5. Designed for the “backyard”
This project targets personal automation on hardware you own: the Backyard AI track. It’s not trying to automate every Android app in existence. It’s trying to automate your apps, your flows, your phrasing, with a model small enough to run locally.
What’s Next
The current gap
V2 extracts parameters at inference time:
"text mom on whatsapp i'm on my way"
→ {"contact": "mom", "message": "i'm on my way"}
But trajectories are still recorded with fixed entities: the WhatsApp trajectory says “message hi to biraj” and the set_text actions contain "hi" and "biraj". Replay uses those literal values, not the extracted parameters.
The planned solution
Slot-filling at replay time: when the model returns {"contact": "mom", "message": "i'm on my way"}, the replay engine:
- Identifies parameterizable steps in the trajectory (text input actions)
- Substitutes extracted values into
set_text actions
- Uses smart node resolution to find the contact field, search box, etc.
This closes the loop:
Natural language → structured intent → parameterized replay on any device
The trajectory becomes a template rather than a fixed recording. Record once with placeholder entities, replay with any contact, message, time, or destination.
Other future work
- On-device inference: run the 3B model locally without Modal
- More skills: maps, photos, settings toggles, banking apps
- Multi-step intents: “set alarm and text mom I’ll be late”

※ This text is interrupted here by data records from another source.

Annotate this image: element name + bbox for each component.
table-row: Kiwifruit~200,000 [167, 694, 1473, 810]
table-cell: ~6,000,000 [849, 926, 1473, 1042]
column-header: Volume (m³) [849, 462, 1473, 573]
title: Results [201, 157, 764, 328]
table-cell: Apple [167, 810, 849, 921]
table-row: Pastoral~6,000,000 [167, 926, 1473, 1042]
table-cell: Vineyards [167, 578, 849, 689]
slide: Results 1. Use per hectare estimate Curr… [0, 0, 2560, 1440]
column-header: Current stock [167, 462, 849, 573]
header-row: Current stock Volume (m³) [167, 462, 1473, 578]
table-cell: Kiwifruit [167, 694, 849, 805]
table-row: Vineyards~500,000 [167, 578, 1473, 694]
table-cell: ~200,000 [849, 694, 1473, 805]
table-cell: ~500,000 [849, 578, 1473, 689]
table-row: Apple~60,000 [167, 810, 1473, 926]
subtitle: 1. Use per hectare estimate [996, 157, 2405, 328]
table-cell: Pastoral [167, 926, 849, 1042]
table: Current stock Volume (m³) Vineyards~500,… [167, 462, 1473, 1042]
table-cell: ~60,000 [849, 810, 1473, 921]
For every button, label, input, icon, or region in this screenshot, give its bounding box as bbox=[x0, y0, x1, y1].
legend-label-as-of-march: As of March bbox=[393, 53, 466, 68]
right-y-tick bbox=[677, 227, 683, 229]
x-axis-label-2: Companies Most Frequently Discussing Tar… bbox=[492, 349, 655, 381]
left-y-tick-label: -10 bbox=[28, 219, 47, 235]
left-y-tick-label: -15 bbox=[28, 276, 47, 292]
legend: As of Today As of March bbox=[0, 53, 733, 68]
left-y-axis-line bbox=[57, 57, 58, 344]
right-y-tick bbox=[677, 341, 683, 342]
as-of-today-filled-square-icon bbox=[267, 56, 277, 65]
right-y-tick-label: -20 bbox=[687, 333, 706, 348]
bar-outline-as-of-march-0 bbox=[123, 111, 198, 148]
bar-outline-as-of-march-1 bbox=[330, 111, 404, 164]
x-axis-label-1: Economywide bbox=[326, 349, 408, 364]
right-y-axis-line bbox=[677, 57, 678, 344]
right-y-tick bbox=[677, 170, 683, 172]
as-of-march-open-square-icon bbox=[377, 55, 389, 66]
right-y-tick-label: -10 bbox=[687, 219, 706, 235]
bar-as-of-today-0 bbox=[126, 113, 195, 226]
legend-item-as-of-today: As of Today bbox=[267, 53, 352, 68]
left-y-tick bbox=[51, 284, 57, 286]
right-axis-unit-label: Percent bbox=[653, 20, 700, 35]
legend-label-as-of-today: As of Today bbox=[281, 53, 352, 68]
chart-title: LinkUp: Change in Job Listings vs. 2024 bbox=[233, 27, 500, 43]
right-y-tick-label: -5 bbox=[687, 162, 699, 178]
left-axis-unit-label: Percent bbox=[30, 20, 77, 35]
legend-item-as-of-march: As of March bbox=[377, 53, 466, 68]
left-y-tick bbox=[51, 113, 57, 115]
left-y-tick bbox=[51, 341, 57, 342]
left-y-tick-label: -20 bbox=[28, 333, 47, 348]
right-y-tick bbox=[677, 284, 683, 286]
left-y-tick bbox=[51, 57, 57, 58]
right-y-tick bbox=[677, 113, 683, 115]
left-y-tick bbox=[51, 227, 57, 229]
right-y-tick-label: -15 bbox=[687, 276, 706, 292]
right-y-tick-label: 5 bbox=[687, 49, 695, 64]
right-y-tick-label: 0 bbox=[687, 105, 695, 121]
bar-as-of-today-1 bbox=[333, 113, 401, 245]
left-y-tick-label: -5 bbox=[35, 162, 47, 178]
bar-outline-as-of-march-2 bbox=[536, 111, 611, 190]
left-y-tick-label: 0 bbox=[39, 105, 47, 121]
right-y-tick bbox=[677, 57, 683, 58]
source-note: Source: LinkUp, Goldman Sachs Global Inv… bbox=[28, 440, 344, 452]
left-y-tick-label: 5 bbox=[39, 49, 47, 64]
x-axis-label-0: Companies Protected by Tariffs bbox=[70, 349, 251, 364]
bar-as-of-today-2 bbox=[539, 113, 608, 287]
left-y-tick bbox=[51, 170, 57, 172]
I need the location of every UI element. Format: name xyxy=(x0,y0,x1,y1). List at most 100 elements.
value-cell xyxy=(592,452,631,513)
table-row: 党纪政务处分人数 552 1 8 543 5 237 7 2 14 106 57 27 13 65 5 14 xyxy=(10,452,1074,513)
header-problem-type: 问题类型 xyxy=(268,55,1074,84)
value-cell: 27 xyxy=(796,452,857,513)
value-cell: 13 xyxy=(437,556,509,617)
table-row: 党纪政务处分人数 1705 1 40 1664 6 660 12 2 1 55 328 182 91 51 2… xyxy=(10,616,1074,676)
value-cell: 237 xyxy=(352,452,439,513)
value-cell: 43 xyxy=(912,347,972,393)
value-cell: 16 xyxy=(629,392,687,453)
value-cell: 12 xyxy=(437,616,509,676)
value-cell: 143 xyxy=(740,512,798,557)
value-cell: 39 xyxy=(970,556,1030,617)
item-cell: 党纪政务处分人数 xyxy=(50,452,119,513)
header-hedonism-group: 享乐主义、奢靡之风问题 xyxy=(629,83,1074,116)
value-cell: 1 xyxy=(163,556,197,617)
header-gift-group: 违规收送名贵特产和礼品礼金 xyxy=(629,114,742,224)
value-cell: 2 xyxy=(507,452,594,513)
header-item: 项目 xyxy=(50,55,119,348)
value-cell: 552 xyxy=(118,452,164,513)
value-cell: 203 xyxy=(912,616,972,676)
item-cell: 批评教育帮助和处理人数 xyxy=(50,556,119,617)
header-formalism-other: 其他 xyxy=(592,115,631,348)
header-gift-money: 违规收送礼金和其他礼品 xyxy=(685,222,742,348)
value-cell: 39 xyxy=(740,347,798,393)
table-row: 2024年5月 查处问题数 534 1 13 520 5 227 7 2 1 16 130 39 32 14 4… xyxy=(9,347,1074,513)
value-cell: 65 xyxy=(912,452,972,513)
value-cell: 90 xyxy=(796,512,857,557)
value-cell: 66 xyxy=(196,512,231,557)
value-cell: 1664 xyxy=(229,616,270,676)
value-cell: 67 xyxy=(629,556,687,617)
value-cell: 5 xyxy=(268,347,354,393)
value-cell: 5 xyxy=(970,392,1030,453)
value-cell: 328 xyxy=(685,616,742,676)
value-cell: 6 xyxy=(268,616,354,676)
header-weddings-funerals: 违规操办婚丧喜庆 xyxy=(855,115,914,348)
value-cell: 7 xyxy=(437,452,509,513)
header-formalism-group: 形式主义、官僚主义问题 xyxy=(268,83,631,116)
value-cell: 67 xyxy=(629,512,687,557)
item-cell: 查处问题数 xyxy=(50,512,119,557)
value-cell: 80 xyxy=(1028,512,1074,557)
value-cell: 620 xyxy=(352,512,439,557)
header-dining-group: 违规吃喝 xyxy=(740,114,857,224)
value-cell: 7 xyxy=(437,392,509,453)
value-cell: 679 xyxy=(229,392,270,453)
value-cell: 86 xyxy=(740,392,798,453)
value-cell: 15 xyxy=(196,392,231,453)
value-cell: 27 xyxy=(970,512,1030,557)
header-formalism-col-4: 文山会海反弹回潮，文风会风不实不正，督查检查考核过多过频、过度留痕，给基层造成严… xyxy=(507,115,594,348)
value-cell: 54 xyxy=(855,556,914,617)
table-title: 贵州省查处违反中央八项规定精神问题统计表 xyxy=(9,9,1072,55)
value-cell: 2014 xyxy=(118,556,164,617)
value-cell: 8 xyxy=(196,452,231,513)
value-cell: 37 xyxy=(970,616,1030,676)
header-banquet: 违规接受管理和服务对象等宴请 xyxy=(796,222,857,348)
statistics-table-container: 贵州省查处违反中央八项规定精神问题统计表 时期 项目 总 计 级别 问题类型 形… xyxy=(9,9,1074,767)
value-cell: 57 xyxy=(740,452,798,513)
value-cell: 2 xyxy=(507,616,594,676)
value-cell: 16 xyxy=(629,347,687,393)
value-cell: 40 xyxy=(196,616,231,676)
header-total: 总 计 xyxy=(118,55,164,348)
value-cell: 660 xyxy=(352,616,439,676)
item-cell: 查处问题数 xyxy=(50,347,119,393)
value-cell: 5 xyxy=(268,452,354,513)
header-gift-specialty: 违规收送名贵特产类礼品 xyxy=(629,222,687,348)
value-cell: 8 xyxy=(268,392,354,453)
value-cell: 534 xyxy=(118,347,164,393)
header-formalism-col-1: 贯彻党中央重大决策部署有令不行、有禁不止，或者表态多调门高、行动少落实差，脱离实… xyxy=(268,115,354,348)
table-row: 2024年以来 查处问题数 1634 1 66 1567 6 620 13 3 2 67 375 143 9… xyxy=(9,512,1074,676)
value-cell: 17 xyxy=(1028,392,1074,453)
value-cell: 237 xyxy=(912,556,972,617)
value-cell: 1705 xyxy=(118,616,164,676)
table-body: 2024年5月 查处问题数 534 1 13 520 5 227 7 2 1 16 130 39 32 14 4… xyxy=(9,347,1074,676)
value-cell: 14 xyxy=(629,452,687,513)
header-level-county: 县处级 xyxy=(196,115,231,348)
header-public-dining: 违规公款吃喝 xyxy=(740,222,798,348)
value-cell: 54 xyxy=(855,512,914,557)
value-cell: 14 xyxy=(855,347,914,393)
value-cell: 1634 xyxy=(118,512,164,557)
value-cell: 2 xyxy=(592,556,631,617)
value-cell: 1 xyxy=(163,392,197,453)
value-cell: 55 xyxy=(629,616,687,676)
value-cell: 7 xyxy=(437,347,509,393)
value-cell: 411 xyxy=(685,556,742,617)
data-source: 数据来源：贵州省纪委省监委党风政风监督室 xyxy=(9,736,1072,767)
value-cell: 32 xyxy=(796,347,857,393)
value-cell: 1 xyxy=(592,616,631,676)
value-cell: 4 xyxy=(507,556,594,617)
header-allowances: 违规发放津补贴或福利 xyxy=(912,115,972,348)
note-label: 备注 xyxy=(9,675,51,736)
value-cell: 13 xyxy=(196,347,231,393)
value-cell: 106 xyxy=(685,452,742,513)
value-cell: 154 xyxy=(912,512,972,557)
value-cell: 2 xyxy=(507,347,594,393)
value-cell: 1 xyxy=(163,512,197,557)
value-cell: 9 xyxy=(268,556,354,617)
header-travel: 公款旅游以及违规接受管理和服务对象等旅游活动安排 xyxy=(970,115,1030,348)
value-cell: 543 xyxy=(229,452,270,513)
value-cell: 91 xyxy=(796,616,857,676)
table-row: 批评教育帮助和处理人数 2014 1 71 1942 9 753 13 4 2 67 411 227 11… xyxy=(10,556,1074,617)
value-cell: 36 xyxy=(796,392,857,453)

- Confidence calibration: know when to ask the user for clarification
- UI change detection: alert when a trajectory needs re-recording
Links
Links
Quick start
git clone https://github.com/kriyanshii/android-dataset.git
cd android-dataset
# Generate intent training data
python scripts/generate_intent_dataset.py
# Train on Modal (requires modal setup)
pip install modal && modal setup
modal run modal_apps/train_modal.py --dataset train_intent.jsonl
# Deploy inference API
modal deploy modal_apps/predict_api.py
# Run Gradio demo
pip install -r requirements.txt
export MODAL_PREDICT_URL="https://<your-modal-url>/predict"
python app.py
Project layout
app.py # Gradio demo (hackathon submission UI)
data/
skill_schemas.json # Parameter definitions per skill
skills.jsonl # Canonical skill ↔ task mapping
train_intent.jsonl # ~15k SFT examples (generated locally)
eval_intent_prompts.json # Held-out intent eval set
pocket_benchmark_prompts.json # 200 real-world messy prompts
src/
skill_router.py # Skill name → trajectory JSON
skill_utils.py # JSON parsing, aliases, fallbacks
classifier_prompt.py # System prompts for V1 and V2
evaluate_intent.py # Local evaluation
pocket_benchmark.py # Benchmark metrics and reports
modal_apps/
train_modal.py # QLoRA fine-tuning on Modal GPU
predict_api.py # FastAPI inference endpoint
evaluate_intent_modal.py # GPU evaluation
evaluate_pocket_benchmark_modal.py
scripts/
generate_skill_dataset.py # trajectories → skills.jsonl
generate_intent_dataset.py # schemas → train_intent.jsonl
generate_pocket_benchmark.py
trajectories/ # Pocket Automator exports (15 skills)
Summary
Android Skill Router shows that personal phone automation doesn’t require a 70B agent in the cloud.
- Record UI flows once on your Android device with Pocket Automator
- Fine-tune a 3B model to understand how you actually talk (slang, typos, and all)
- Route to deterministic trajectories, no hallucinated taps
- Replay through accessibility APIs on real hardware
Classify → route → replay. Small model, real hardware, backyard-scale AI that actually does something useful.
Apache 2.0. Base model weights subject to Qwen license.